The body that's defined fatherhood.

fatherly logo dad bod

Ask any married person who has young kids, and they’ll probably have a similar story – more times than not anyway. Man gets married, then gets married, and kids are on the way next. When we factor in all the added responsibilities of fatherhood added in with no sleep, less time, and it’s the perfect recipe for a dad bod.

According to Google, the definition of a dad bod is “a male physique that is relatively slim but not lean or toned.” And according to a new survey from Planet Fitness which gained insights from men with dad bods “whether they’re lifting weights at the gym or lifting toddlers out of car seats,” the body that defines fatherhood has a lot of benefits — at least for the romantic partners of dads.

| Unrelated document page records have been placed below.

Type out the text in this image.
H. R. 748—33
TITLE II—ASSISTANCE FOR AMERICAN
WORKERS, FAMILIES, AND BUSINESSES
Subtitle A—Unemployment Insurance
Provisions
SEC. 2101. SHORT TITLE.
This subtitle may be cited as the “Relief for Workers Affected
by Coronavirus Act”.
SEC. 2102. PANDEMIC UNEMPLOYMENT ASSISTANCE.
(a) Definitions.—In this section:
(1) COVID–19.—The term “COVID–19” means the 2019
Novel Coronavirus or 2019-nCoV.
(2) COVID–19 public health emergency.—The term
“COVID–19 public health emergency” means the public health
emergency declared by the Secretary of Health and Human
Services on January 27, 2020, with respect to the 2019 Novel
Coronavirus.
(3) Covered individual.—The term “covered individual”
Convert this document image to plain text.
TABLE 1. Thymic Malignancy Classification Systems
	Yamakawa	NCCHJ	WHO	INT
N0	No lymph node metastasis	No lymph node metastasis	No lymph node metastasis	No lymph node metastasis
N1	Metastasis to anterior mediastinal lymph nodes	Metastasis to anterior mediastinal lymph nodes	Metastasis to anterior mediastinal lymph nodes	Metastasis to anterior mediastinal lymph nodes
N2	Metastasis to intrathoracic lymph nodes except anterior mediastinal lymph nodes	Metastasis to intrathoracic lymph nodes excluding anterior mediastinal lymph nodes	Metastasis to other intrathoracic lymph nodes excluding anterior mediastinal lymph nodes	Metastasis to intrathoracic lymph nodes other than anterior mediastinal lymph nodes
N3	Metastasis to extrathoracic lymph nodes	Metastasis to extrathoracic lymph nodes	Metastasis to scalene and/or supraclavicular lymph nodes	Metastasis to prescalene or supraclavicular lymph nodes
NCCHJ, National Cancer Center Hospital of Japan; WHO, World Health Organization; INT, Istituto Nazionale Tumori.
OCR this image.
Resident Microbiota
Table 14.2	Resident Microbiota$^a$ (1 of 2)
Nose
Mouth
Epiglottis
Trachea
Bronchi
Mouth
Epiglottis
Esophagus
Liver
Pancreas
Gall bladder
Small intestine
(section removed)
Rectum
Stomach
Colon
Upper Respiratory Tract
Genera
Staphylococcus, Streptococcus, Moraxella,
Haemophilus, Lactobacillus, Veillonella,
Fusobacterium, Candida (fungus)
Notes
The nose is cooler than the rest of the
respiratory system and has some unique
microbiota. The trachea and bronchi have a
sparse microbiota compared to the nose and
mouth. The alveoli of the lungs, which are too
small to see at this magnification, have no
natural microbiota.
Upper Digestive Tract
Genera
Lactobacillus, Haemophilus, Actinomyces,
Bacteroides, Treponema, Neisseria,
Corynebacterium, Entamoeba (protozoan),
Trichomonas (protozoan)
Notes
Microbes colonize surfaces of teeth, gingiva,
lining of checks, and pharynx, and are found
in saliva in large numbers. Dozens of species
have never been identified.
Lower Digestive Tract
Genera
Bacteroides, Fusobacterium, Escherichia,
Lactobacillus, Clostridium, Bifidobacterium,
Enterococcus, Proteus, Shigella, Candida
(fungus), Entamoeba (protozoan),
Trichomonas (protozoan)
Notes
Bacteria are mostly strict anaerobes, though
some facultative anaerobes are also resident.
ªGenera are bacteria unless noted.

According to a survey conducted by Kelton Global on behalf of Planet Fitness, the dad bod has been reigning supreme for five years, and it’s just getting more popular. In 2017, the first study on the bodies of men found that 69 percent of women find dad bods attractive, with 64 percent of men who have a dad bod saying they’re confident and comfortable with their body. Today, the study says 70 percent of women like the dad bod and 69 percent of dads like their physique.

Adding to that, the survey, which went out to 1,005 nationally representative Americans ages 18 and over, found that 65 percent of women and 50 percent of men find the body type “sexy.” And having the physique has a positive impact on marriage, too, with 64 percent agreeing that men with dad bods “have happier marriages.”

“Most women would prefer to be with a man with a dad bod over someone really muscular (59 percent),” the data states, “and nearly half of women (48 percent) and men (44 percent) would go as far as saying that dad bods are the new six-pack.”

While it’s wonderful that women, according to the survey, love the body type, men don’t feel the same way when they’re rocking it. “Half of all men with dad bods (50 percent) feel judged by others for their bodies,” the survey showed, “a number that’s jumped 10 percent since just last year alone.”

All bodies are good bodies, whether you have a body bedecked with ultra-fit six-pack abs and hulking-traps or if you’re just a regular dad with a regular body doing regular stuff all day long. And the VP of marketing at Planet Fitness agrees: “Fitness is all about being happy and healthy in your own skin, not worrying about what others might think… whether you’re heading to the gym…or heading to the carpool pick-up lane.”

And some fun research from our own team has found that dads actually become healthier when they become parents because they have a greater sense of the need to take care of themselves for their kids. So perhaps what women are loving is the confidence, and self-care, and active engagement with kids, that fatherhood brings.

And that’s it, isn’t it? Being fit isn’t an aesthetic; it’s a lifestyle that means that you can keep up with the kids, and be a present dad.

All that matters is that dads stay as healthy as they can while enjoying the full breadth of their lives with their kids.